Results: The simultaneous presence of patient characteristics at disease presentation was observed for several groups; however, the three largest groups of patients' characteristics explained only 26.5% of the total variance. Plotting the contribution of each patient to these three groups did not reveal clustering of patients. Comparable observations were made when data on progression of joint destruction were studied in relation to baseline clinical data. A cluster analysis, evaluating whether patients resemble each other, revealed no grouping of patients. Altogether, no clinically distinguishable subphenotypes were observed.

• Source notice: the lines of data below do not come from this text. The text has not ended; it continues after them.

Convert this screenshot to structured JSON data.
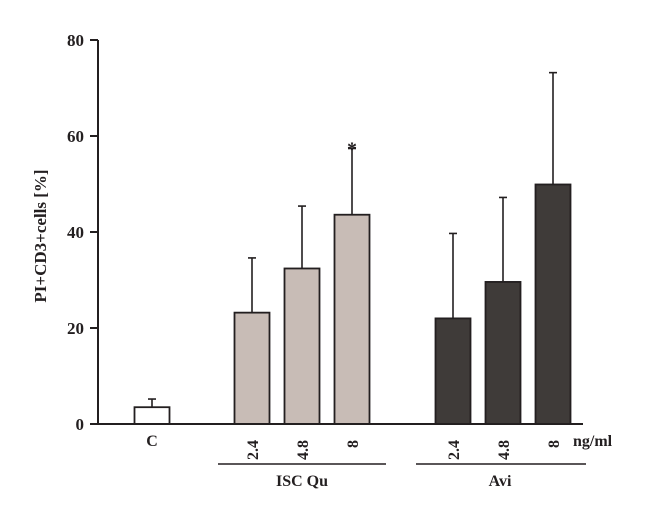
{
  "chart_data": {
    "type": "bar",
    "ylabel": "PI+CD3+cells [%]",
    "ylim": [
      0,
      80
    ],
    "yticks": [
      0,
      20,
      40,
      60,
      80
    ],
    "x_unit_label": "ng/ml",
    "groups": [
      {
        "name": "",
        "categories": [
          "C"
        ]
      },
      {
        "name": "ISC Qu",
        "categories": [
          "2.4",
          "4.8",
          "8"
        ]
      },
      {
        "name": "Avi",
        "categories": [
          "2.4",
          "4.8",
          "8"
        ]
      }
    ],
    "bars": [
      {
        "category": "C",
        "group": "",
        "value": 3.5,
        "error": 1.7,
        "annotation": "",
        "color": "#ffffff"
      },
      {
        "category": "2.4",
        "group": "ISC Qu",
        "value": 23.2,
        "error": 11.4,
        "annotation": "",
        "color": "#c8bcb6"
      },
      {
        "category": "4.8",
        "group": "ISC Qu",
        "value": 32.4,
        "error": 13.0,
        "annotation": "",
        "color": "#c8bcb6"
      },
      {
        "category": "8",
        "group": "ISC Qu",
        "value": 43.6,
        "error": 13.8,
        "annotation": "*",
        "color": "#c8bcb6"
      },
      {
        "category": "2.4",
        "group": "Avi",
        "value": 22.0,
        "error": 17.7,
        "annotation": "",
        "color": "#3f3b39"
      },
      {
        "category": "4.8",
        "group": "Avi",
        "value": 29.6,
        "error": 17.6,
        "annotation": "",
        "color": "#3f3b39"
      },
      {
        "category": "8",
        "group": "Avi",
        "value": 49.9,
        "error": 23.3,
        "annotation": "",
        "color": "#3f3b39"
      }
    ],
    "grid": false,
    "legend": "none"
  }
}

Conclusions: The current data provide evidence that, for risk-factor studies, anti-CCP-negative RA patients can be studied as one group.

Figure 1

Plots of the most important component loadings from PCA and PLS on 318 anti-CCP-negative RA patients. In these plots, each dot indicates one single patient. Component scores indicate how strongly each component is represented in each patient. For example, in (a), a dot indicates how much the variance in an individual patient is being described by factor 1 on the x-axis (age, gender, and the presence of baseline erosions) in relation to factor 2 on the y-axis (involvement of small joints versus the involvement of large joints or both SJC and CRP). If a concurrence of components was found, clustering of patients would be visible. In the PCA, clinical variables at disease onset were explored. The same applies for the factors in PLS regression. In the PLS regression, the clinical variables at disease onset were explored together with radiologic data on progression of joint destruction during a mean of 5 years of disease. CRP, C-reactive protein; PCA, principal components analysis; PLS, partial least squares regression; RA, rheumatoid arthritis; SJC, swollen joint count.

Figure 2

Plots of the two major component loadings from PLS on the whole Leiden Early Arthritis Clinic (n = 704). Each dot indicates one patient. Component scores indicate how strongly each component is represented in each patient. Patients positive for anti-CCP antibodies are blue, whereas negative patients are red. CCP, citrullinated peptide antibody; PLS, partial least squares regression.

Figure 3

Heat map of the cluster analysis of 318 anti-CCP-negative RA patients. Heat map representing the presence or absence of disease characteristics in individual patients. To make variables comparable, all values were transformed into binary values. For those variables on a continuous scale, the following cut-offs were made: Morning Stiffness, ≤60 minutes; Fatigue, fatigue rated more than mean (45.1) on Visual Analogue Scale; symptom duration more than or ≤12 weeks age at inclusion, age greater than mean age (59.2 years); swollen joint count, more than four swollen joints; CRP, CRP greater than reference value (10 mg/L). The dendrograms depict the relative strength of correlations between the variables and the patients, respectively. CCP, citrullinated peptide antibody; CRP, C-reactive protein; RA, rheumatoid arthritis; SJC, swollen joint count; VAS, visual analogue scale.